Le premier plan montre une jeune femme (Susan Chardy) roulant sur une petite route, quelque part en Zambie. Particularité : la conductrice porte une tenue improbable, entre grande robe bouffante noire, gants disproportionnés, lunettes noires et casque argenté, qui la font ressembler à une sorte de super-héroïne disco. Shula vient en fait d’une soirée déguisée et a pris la route pour se rendre directement dans le village où résident les membres de sa famille.
Subitement, elle immobilise sa voiture en plein milieu de la route, après avoir vu un corps étendu sur la route.

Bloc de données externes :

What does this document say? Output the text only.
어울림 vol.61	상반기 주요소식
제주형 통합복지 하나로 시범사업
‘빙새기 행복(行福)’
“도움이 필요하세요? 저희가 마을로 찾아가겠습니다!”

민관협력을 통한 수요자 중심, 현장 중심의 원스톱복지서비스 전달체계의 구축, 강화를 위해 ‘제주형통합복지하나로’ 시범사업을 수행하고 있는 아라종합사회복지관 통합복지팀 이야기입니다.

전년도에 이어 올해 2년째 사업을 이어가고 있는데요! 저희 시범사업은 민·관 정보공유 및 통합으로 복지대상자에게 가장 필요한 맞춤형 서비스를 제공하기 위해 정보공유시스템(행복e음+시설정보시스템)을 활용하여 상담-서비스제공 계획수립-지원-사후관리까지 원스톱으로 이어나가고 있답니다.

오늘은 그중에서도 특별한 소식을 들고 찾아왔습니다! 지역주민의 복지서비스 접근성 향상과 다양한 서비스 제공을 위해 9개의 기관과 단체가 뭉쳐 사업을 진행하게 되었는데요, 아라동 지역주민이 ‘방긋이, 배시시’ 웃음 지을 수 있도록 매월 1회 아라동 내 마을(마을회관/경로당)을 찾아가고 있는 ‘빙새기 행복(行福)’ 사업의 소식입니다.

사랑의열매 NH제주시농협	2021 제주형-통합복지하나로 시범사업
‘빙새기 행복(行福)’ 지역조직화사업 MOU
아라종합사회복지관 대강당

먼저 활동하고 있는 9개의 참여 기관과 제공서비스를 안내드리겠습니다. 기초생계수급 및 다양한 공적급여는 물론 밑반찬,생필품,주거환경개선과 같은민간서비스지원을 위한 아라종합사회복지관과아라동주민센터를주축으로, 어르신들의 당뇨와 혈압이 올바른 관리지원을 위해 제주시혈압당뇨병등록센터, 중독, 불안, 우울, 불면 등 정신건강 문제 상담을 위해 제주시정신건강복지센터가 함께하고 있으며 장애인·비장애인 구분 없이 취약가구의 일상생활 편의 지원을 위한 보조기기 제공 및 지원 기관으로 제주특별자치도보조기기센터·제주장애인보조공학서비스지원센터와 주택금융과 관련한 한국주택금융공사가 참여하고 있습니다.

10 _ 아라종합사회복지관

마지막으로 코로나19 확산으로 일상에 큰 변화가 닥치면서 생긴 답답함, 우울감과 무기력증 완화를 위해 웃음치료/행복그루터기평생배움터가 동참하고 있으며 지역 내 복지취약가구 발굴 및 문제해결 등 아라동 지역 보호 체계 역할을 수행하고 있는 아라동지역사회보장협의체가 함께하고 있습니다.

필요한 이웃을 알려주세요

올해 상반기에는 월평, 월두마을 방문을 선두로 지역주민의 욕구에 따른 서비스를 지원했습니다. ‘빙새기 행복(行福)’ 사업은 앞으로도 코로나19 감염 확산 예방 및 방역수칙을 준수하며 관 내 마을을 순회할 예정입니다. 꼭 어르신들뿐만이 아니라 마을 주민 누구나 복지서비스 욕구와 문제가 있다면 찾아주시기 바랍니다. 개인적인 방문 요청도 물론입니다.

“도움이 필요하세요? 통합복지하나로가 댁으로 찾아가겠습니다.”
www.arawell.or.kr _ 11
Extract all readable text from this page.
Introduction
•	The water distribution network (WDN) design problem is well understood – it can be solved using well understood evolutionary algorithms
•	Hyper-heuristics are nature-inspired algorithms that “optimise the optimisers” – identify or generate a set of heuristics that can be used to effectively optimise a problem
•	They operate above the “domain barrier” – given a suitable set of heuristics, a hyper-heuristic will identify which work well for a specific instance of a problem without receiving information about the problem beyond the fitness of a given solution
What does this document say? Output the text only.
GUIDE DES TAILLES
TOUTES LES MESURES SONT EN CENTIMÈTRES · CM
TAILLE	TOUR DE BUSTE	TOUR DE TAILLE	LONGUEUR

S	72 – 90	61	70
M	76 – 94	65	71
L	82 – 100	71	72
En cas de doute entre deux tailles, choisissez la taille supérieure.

Elle identifie l’individu, visiblement décédé, comme étant son oncle Freddie. Elle appelle ses parents pour les prévenir mais ceux-ci prennent tout d’abord la chose à la légère. “Mais non, il n’est pas mort! Tu connais Freddie! Balance lui un peu d’eau!”. Sauf que non, Freddie ne plaisante pas cette fois. Son coeur n’a visiblement pas supporté sa visite nocturne dans la  maison close voisine.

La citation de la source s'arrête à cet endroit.